Google's Android Is Quickly Gaining Smartphone Market Share
Aggressive promotion by Google's carrier and hardware partners, including T-Mobile, Verizon Wireless, Motorola (MOT) and HTC have all helped boost the mobile operating system's popularity. Google's own Nexus One handset has created new business, too, drawing a wave of interest and media attention when it was launched in January.
Dramatic Global Growth
Android's growing presence has also been noted by Google acquisition target AdMob, which serves ads for more than 15,000 mobile websites and applications around the world. Although the company's data largely reflects mobile Web and application usage rather than unique devices, it shows Android's user base growing both larger and more active during 2009.
Worldwide, Android has secured as much as 16% of the smartphone market, by AdMob's count. That puts its hot on the heels of the Nokia (NOK)-sponsored Symbian OS which claims 21% of market, as AdMob measures it, but still far behind the iPhone OS's 51% slice of the pie.

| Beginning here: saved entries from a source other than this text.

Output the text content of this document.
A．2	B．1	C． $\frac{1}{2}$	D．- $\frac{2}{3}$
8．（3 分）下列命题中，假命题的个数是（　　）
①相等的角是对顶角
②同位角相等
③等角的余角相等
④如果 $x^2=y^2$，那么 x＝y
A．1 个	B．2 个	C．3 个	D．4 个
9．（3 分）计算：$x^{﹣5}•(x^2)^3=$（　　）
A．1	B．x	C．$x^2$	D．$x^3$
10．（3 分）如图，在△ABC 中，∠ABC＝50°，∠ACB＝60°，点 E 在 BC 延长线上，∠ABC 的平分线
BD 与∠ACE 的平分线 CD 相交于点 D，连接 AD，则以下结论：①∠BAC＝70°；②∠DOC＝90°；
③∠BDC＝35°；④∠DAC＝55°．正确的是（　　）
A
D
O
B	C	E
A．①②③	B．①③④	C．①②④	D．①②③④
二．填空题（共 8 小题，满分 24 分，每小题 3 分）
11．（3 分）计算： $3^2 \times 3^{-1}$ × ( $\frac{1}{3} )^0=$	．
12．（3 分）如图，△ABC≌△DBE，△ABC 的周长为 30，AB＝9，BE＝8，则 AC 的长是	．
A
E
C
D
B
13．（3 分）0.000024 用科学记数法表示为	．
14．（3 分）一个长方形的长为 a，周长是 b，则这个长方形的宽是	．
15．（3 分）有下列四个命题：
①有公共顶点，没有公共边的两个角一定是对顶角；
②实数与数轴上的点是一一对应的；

AdMob's December mobile metrics report also showed that traffic to the company's ad servers from Android phones grew dramatically over the last year in North America and Western Europe, from just 1% of overall smartphone traffic logged by AdMob during the fourth-quarter 2008 to 16% of the overall traffic logged during the comparable quarter in 2009.

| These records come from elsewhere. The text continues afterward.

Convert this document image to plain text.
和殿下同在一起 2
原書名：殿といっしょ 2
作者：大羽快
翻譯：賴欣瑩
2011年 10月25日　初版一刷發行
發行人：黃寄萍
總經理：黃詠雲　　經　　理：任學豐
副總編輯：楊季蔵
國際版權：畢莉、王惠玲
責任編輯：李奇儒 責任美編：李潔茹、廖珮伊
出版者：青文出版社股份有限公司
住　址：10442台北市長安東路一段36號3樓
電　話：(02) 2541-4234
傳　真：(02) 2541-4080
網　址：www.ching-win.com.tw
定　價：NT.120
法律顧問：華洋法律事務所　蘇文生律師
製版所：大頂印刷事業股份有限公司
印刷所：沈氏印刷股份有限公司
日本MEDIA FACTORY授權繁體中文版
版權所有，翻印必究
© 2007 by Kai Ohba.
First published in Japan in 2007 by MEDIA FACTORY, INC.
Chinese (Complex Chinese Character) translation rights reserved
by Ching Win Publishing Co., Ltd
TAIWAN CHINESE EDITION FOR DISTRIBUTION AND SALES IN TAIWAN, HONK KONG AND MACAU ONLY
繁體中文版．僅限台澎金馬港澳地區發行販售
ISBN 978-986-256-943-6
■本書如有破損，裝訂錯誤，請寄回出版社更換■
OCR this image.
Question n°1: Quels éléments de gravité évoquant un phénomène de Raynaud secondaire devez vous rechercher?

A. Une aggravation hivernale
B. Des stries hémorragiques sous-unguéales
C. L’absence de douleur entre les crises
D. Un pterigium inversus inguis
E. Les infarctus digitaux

AdMob says Android phones also generated more than a quarter of mobile ad requests from North American smartphones during 2009's fourth quarter. In Western Europe, Android's share is 8%.
Android Users Are Active
The success of mobile ads could turn out to be a particularly good metric for Google, for which "the whole mobile strategy is built on building and accelerating an ecosystem," according to Patrick Pichette, Google's chief financial officer.
That's a big part of why Google is acquiring AdMob, a $750 million transaction still subject to regulatory approval.
"Consumers that have Android devices ... use it 30 times more than a typical handset. In consequence, they do a lot more searching, and there are a lot more advertising opportunities," Pichette told investors during the company's fourth-quarter 2009 earnings call.
Still, no matter how precocious, Google's Android still has a lot of catching up to do before it truly rivals Apple and RIM.